Top Phrases from a Large File¶
Find the most frequent phrases in a file too large to fit in memory, a systems-design-meets-algorithms problem common in log analysis and NLP corpus processing.
Problem¶
Given a 10 GB file with 50 pipe-delimited phrases per line, find the top 100,000 most frequent phrases. The file cannot be loaded into memory at once.
Approach¶
The strategy is external sort, or map-reduce in miniature:
- Chunk and count. Read the file in ~500 MB chunks. For each chunk, split lines on
|, count phrase frequencies in a dictionary, and flush counts to a temporary file. - Merge counts. Read all temp files, aggregating phrase counts into a global dictionary. If even the unique phrases don't fit in memory, use a k-way merge with a min-heap.
- Extract top-K. Use a heap to pull the top 100,000 entries from the merged counts.
This is the same pattern behind Hadoop's MapReduce, local aggregation followed by a global reduce.
Implementation¶
import heapq
from collections import defaultdict
def process_chunk(lines):
count = defaultdict(int)
for line in lines:
for phrase in line.strip().split('|'):
count[phrase.strip()] += 1
return count
def write_temp_counts(count, temp_file):
with open(temp_file, 'w') as f:
for phrase, cnt in count.items():
f.write(f"{phrase}|{cnt}\n")
def merge_counts(temp_files):
global_count = defaultdict(int)
for path in temp_files:
with open(path, 'r') as f:
for line in f:
phrase, cnt = line.strip().rsplit('|', 1)
global_count[phrase] += int(cnt)
return global_count
def find_top_phrases(global_count, top_n):
return heapq.nlargest(top_n, global_count.items(), key=lambda x: x[1])
# Usage sketch
chunk_size = 500 * 1024 * 1024 # 500 MB
temp_files = []
with open('large_file.txt', 'r') as f:
while True:
lines = f.readlines(chunk_size)
if not lines:
break
count = process_chunk(lines)
temp_file = f"temp_{len(temp_files)}.txt"

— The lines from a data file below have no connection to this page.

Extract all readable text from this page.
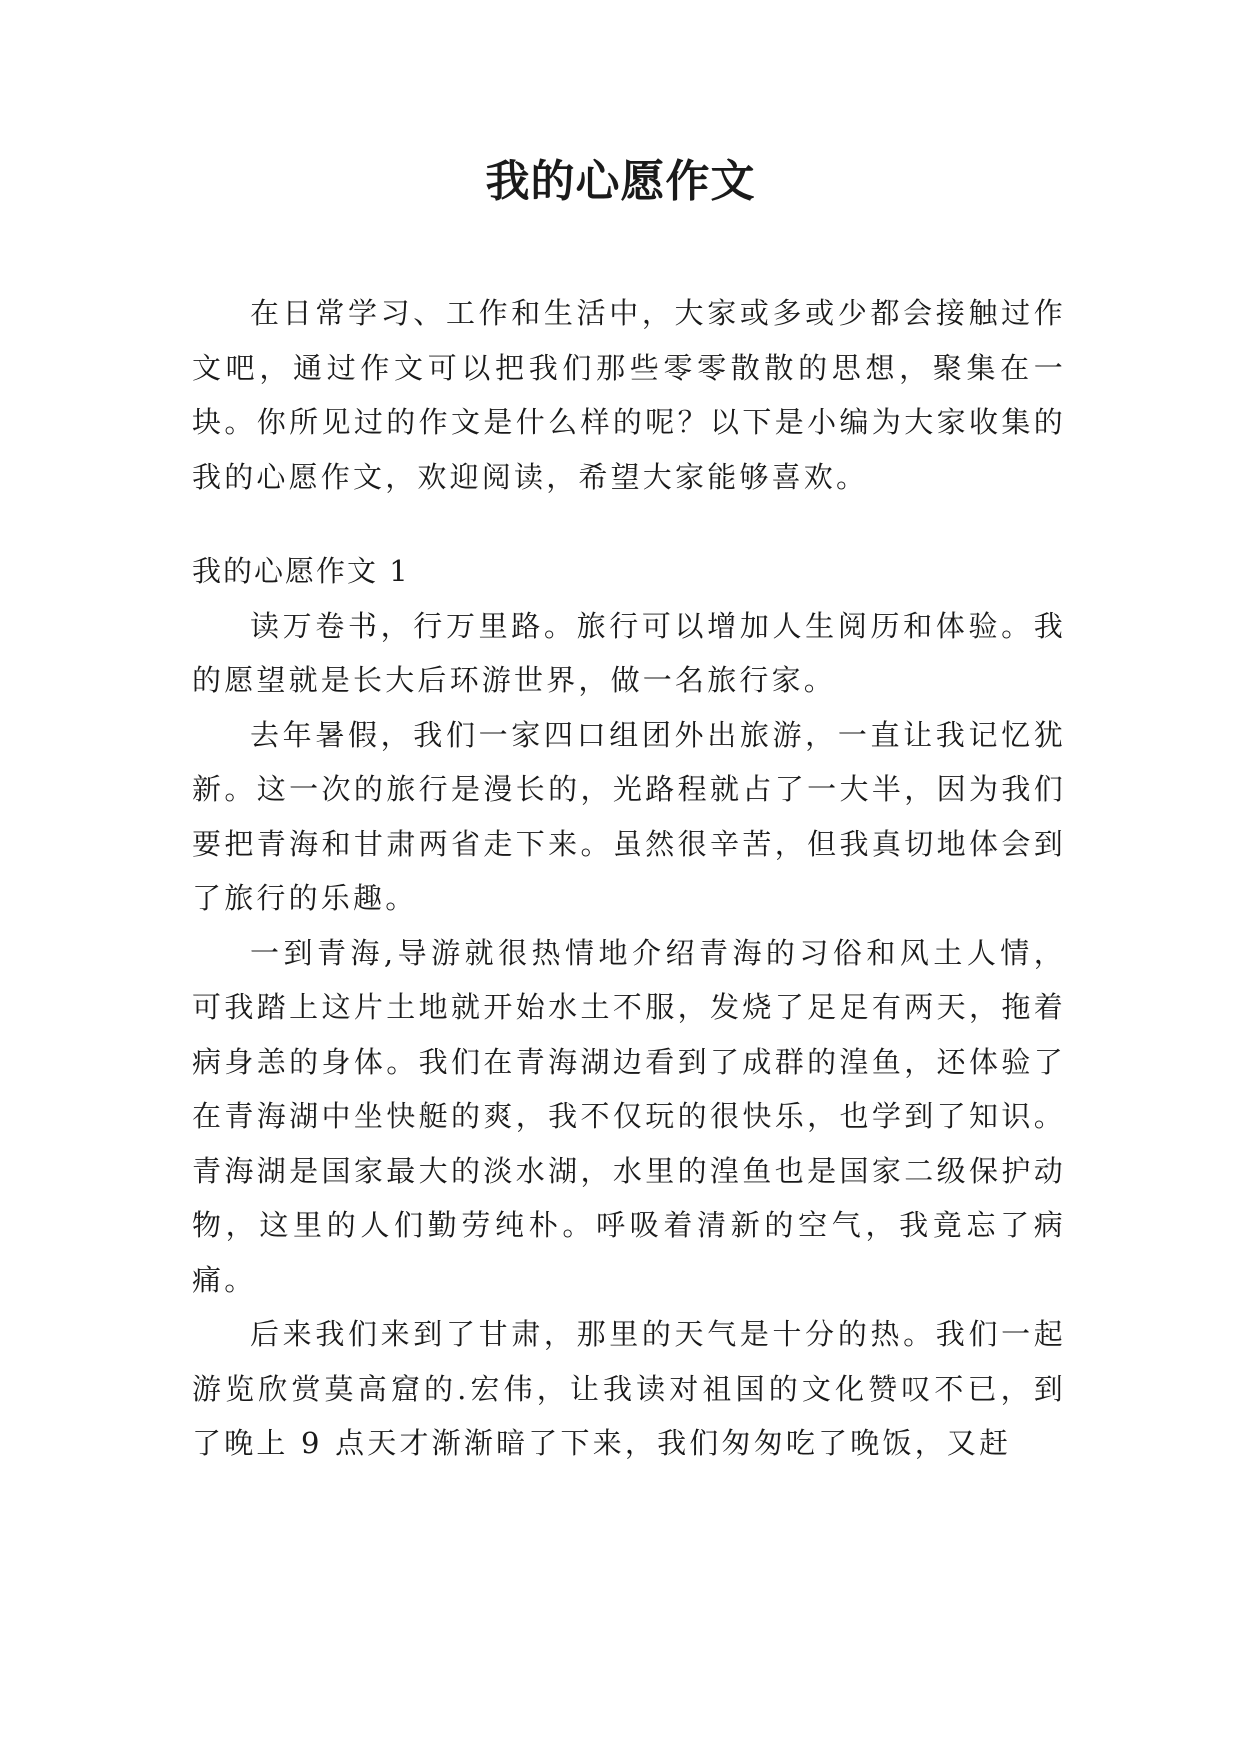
我的心愿作文

在日常学习、工作和生活中，大家或多或少都会接触过作文吧，通过作文可以把我们那些零零散散的思想，聚集在一块。你所见过的作文是什么样的呢？以下是小编为大家收集的我的心愿作文，欢迎阅读，希望大家能够喜欢。

我的心愿作文 1

读万卷书，行万里路。旅行可以增加人生阅历和体验。我的愿望就是长大后环游世界，做一名旅行家。

去年暑假，我们一家四口组团外出旅游，一直让我记忆犹新。这一次的旅行是漫长的，光路程就占了一大半，因为我们要把青海和甘肃两省走下来。虽然很辛苦，但我真切地体会到了旅行的乐趣。

一到青海,导游就很热情地介绍青海的习俗和风土人情，可我踏上这片土地就开始水土不服，发烧了足足有两天，拖着病身恙的身体。我们在青海湖边看到了成群的湟鱼，还体验了在青海湖中坐快艇的爽，我不仅玩的很快乐，也学到了知识。青海湖是国家最大的淡水湖，水里的湟鱼也是国家二级保护动物，这里的人们勤劳纯朴。呼吸着清新的空气，我竟忘了病痛。

后来我们来到了甘肃，那里的天气是十分的热。我们一起游览欣赏莫高窟的.宏伟，让我读对祖国的文化赞叹不已，到了晚上 9 点天才渐渐暗了下来，我们匆匆吃了晚饭，又赶
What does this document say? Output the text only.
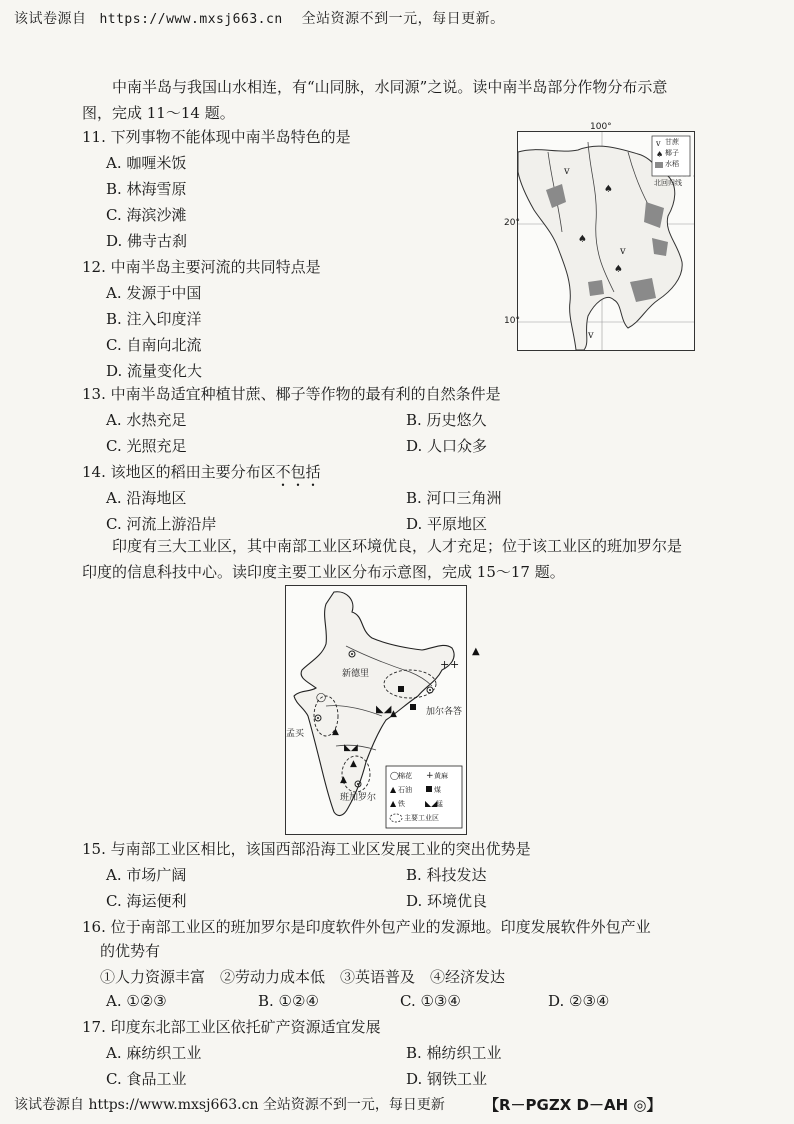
该试卷源自 https://www.mxsj663.cn 全站资源不到一元，每日更新。
中南半岛与我国山水相连，有“山同脉，水同源”之说。读中南半岛部分作物分布示意图，完成 11～14 题。
11. 下列事物不能体现中南半岛特色的是
A. 咖喱米饭
B. 林海雪原
C. 海滨沙滩
D. 佛寺古刹
12. 中南半岛主要河流的共同特点是
A. 发源于中国
B. 注入印度洋
C. 自南向北流
D. 流量变化大
ⅴ
ⅴ
♠
♠
♠
ⅴ
ⅴ
♠
100°
20°
10°
甘蔗
椰子
水稻
北回归线
13. 中南半岛适宜种植甘蔗、椰子等作物的最有利的自然条件是
A. 水热充足	B. 历史悠久
C. 光照充足	D. 人口众多
14. 该地区的稻田主要分布区不包括
A. 沿海地区	B. 河口三角洲
C. 河流上游沿岸	D. 平原地区
印度有三大工业区，其中南部工业区环境优良，人才充足；位于该工业区的班加罗尔是印度的信息科技中心。读印度主要工业区分布示意图，完成 15～17 题。
+ +
▲
◣◢
▲
▲
◣◢
▲
▲
◯
◯	+
▲
▲	◣◢
新德里
加尔各答
孟买
班加罗尔
棉花	黄麻
石油	煤
铁	锰
主要工业区
15. 与南部工业区相比，该国西部沿海工业区发展工业的突出优势是
A. 市场广阔	B. 科技发达
C. 海运便利	D. 环境优良
16. 位于南部工业区的班加罗尔是印度软件外包产业的发源地。印度发展软件外包产业
的优势有
①人力资源丰富　②劳动力成本低　③英语普及　④经济发达
A. ①②③	B. ①②④	C. ①③④	D. ②③④
17. 印度东北部工业区依托矿产资源适宜发展
A. 麻纺织工业	B. 棉纺织工业
C. 食品工业	D. 钢铁工业
该试卷源自 https://www.mxsj663.cn 全站资源不到一元，每日更新	【R－PGZX D－AH ◎】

write_temp_counts(count, temp_file)
temp_files.append(temp_file)
global_count = merge_counts(temp_files)
top_phrases = find_top_phrases(global_count, 100_000)
Complexity¶
- Time: O(N log K) where N is total phrases and K is 100,000 (heap extraction)
- Space: O(U) where U is unique phrases in memory at merge time
Takeaway¶
This chunk-merge-topK pattern is everywhere in data engineering. Spark does it automatically, but understanding the mechanics helps when you need to debug partitioning and memory issues, which you will.